- Promotional poster
- Genre: Documentary
- Directed by: Roger Ross Williams; Larissa Bills;
- Country of origin: United States
- Original language: English
- No. of seasons: 1
- No. of episodes: 4

Production
- Executive producers: Roger Ross Williams; Geoff Martz; Brian Grazer; Ron Howard; Sara Bernstein; Justin Wilkes; Barbara Kopple; Naomi Campbell; Cindy Crawford; Linda Evangelista; Christy Turlington Burns;
- Producers: Larissa Bills; Tom Grant; Lizz Morhaim; Julia Pontecorvo;
- Running time: 48–55 min
- Production companies: Imagine Documentaries; One Story Up;

Original release
- Network: Apple TV+
- Release: September 20, 2023

= The Super Models =

The Super Models is an American documentary series directed by Roger Ross Williams and Larissa Bills.
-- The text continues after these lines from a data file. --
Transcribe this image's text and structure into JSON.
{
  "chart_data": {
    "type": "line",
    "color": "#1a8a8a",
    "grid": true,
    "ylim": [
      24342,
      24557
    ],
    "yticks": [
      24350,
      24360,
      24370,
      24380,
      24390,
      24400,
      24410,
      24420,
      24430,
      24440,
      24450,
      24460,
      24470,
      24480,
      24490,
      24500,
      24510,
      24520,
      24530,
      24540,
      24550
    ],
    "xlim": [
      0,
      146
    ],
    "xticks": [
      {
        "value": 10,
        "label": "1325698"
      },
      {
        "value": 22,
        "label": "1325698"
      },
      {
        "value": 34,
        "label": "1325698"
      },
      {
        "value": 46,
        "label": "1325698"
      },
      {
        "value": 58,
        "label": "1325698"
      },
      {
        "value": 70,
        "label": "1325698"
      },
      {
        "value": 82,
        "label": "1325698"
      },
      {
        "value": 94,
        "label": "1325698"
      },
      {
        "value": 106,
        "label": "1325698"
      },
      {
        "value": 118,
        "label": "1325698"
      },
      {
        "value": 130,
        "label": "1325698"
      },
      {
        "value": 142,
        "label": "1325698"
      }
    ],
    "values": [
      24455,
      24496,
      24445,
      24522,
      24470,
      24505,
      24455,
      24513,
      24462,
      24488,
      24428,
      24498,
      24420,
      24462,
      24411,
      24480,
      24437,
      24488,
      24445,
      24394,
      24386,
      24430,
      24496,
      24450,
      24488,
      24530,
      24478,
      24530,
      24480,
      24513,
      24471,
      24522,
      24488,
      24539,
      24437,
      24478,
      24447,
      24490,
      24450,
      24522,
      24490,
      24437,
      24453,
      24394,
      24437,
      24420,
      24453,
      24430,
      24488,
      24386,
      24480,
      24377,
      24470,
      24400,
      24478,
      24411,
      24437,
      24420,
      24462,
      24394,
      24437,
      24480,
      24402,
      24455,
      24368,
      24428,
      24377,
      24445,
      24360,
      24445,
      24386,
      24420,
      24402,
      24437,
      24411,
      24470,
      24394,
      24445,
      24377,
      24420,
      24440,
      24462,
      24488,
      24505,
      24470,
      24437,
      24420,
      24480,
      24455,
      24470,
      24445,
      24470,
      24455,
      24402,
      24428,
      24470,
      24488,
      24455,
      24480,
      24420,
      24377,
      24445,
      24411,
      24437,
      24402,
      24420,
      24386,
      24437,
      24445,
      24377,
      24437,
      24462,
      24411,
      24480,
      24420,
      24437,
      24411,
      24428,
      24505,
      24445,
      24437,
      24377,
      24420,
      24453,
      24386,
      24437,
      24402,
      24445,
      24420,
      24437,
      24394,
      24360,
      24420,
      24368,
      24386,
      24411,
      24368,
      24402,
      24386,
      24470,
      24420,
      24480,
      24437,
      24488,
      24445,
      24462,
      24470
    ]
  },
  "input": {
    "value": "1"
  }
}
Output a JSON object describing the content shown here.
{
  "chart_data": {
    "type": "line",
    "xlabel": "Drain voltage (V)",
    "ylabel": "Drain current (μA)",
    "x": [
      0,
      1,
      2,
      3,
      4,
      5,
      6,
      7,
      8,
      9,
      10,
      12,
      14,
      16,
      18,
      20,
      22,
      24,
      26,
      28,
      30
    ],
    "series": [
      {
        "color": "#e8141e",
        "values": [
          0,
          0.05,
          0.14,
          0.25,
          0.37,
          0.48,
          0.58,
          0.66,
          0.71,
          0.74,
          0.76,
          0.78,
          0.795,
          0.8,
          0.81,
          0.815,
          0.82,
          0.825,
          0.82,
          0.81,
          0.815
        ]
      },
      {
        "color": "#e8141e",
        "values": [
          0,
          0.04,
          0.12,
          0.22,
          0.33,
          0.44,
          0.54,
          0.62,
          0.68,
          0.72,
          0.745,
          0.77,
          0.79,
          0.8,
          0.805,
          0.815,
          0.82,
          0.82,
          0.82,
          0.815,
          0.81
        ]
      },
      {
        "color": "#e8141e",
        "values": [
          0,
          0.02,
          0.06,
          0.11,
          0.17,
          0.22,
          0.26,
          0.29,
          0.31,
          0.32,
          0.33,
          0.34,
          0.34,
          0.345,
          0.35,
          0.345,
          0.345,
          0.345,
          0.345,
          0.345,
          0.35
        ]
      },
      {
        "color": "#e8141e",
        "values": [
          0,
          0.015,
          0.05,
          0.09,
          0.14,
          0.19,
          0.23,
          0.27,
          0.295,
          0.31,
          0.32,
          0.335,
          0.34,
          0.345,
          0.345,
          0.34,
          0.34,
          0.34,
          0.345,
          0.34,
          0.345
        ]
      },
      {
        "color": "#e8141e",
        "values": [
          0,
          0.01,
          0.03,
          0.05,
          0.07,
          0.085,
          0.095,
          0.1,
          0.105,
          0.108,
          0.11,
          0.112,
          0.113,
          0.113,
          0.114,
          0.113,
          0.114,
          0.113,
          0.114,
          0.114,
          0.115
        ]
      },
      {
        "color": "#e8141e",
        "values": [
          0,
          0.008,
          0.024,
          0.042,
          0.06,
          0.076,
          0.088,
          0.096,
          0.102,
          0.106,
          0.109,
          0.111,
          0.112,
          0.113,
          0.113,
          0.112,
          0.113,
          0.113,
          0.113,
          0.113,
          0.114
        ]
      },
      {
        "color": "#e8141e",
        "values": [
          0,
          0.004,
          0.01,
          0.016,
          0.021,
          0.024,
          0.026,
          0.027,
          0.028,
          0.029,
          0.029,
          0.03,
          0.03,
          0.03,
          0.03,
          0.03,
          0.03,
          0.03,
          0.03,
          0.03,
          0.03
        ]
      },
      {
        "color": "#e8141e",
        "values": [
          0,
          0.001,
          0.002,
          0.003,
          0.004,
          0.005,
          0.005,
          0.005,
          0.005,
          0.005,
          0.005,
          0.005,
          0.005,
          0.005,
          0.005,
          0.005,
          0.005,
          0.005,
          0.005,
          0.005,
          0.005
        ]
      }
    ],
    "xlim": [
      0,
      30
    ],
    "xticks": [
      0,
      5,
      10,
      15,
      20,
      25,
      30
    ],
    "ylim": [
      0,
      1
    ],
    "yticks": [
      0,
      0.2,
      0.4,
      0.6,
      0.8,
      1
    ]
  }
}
It follows the lives and careers of supermodels Naomi Campbell, Cindy Crawford, Linda Evangelista and Christy Turlington Burns.

It premiered on September 20, 2023, on Apple TV+.

==Premise==
The series follows the lives and careers of Naomi Campbell, Cindy Crawford, Linda Evangelista and Christy Turlington Burns.

==Episodes==

| No. | Title | Directed by | Original release date |
|---|---|---|---|
| 1 | "The Look" | Roger Ross Williams Larissa Bills | September 20, 2023 |
| 2 | "The Fame" | Roger Ross Williams Larissa Bills | September 20, 2023 |
| 3 | "The Power" | Roger Ross Williams Larissa Bills | September 20, 2023 |
| 4 | "The Legacy" | Roger Ross Williams Larissa Bills | September 20, 2023 |

==Production==
In October 2020, it was announced Naomi Campbell, Cindy Crawford, Linda Evangelista and Christy Turlington Burns would star in a documentary series, with Barbara Kopple set to direct, and Imagine Documentaries set to produce, alongside Apple TV+ distributing. Roger Ross Williams and Larissa Bills ended up directing the series, with Kopple serving as an executive producer.